Las tibias noches del mes de Marzo, embalsamadas por el rico florecer de la campiña, convidan a rondar. La ronda pasea uno y otro pueblo, corriendo en ocasiones largas distancias; se detiene a la puerta de los señores y de las mozas que tienen partido, esto es, concepto de hermosas, y recita sus marzas con voz plañidera, sin acompañamiento alguno y en un ritmo sencillo de dos frases, parecido al canto llano de la liturgia católica. Es imposible desconocer en estos romances, aunque adulterados con interpolaciones y empobrecidos con la repetición del mezquino pedir, la procedencia de romances viejos, contemporáneos acaso de aquellos ingeniosos y dulcísimos cantares (1) que el ilustre ciego Salinas recogía en su libro de Música (2). El modismo prosódico que consiste en amortiguar la dureza del consonante agudo, añadiéndole una e, «maiore, menore»: la sobria manera de retratar una figura con un rasgo, «la del pelo largo»: las señas del «cuello de oro» y del «puño dorado», aunque viciado el concepto y oscurecido, son vestigios de aquella clásica forma de nuestra poesía nacional, como lo es

(1) Siglo xv.--Antiquissimi, titula el colector muchos de ellos.

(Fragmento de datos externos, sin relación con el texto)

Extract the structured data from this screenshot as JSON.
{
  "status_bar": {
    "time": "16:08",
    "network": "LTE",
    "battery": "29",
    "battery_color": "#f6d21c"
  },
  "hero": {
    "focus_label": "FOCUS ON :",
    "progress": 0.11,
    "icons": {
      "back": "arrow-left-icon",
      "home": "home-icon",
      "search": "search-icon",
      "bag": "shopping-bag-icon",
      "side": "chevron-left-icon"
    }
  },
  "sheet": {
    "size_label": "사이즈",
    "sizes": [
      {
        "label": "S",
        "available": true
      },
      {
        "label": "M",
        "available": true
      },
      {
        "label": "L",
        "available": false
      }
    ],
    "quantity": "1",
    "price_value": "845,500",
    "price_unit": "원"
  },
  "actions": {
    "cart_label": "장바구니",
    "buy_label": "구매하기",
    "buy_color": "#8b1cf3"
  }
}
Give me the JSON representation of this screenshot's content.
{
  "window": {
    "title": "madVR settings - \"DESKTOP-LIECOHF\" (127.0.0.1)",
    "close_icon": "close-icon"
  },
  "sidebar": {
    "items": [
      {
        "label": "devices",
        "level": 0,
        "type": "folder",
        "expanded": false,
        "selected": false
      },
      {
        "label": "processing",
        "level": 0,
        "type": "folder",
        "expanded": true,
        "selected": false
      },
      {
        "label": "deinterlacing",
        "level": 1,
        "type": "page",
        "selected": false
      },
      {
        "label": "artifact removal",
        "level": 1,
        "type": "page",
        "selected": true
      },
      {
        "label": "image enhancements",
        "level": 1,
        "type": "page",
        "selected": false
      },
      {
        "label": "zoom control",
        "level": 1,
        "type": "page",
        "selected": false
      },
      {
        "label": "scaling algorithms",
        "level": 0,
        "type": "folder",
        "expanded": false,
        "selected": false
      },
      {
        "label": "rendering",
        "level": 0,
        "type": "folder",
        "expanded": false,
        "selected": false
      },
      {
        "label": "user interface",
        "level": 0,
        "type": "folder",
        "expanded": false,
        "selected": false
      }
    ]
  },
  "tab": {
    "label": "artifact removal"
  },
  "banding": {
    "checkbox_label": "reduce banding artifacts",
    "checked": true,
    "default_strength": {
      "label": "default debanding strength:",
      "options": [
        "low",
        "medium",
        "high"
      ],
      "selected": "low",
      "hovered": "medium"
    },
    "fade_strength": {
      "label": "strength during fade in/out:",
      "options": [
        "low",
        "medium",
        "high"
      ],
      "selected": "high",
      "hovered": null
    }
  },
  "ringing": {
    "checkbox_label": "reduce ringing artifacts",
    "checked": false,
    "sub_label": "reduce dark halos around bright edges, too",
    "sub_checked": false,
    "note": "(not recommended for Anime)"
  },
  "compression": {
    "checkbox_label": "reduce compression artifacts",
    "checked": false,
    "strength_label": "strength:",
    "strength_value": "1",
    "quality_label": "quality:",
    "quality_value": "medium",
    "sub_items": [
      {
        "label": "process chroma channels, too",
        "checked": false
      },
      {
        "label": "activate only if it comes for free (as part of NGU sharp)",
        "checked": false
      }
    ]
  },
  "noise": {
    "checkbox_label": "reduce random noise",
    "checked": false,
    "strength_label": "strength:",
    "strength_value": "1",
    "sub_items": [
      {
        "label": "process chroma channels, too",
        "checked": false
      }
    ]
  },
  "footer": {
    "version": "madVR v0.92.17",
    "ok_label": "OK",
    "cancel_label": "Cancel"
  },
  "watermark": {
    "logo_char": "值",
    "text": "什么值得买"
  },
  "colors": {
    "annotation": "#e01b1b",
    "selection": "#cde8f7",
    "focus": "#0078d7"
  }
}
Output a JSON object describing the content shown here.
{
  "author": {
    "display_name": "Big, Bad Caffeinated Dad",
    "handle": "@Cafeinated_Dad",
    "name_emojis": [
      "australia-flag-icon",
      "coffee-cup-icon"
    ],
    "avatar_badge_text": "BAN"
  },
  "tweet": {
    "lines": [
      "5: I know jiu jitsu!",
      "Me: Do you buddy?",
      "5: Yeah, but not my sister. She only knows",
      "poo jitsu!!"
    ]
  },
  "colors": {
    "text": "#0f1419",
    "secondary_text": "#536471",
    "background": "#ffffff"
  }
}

(2) Impreso en 157.-Son en gran número pedazos de romance, como los de Retraida está la Infanta,

y

bien así como solía;

Rosa fresca con amores,

rosa fresca con amor.

Otros son divisas y motes de caballería, como éste:

Conviene mal dormir

por bien velar.

Otros, copias (del latín: copulae, parejas,, es decir, estancias de dos versos pareados, como:

Milagro no hacéis,
dama si me prendéis,

¿qué avedes, qué?

mal de amores he.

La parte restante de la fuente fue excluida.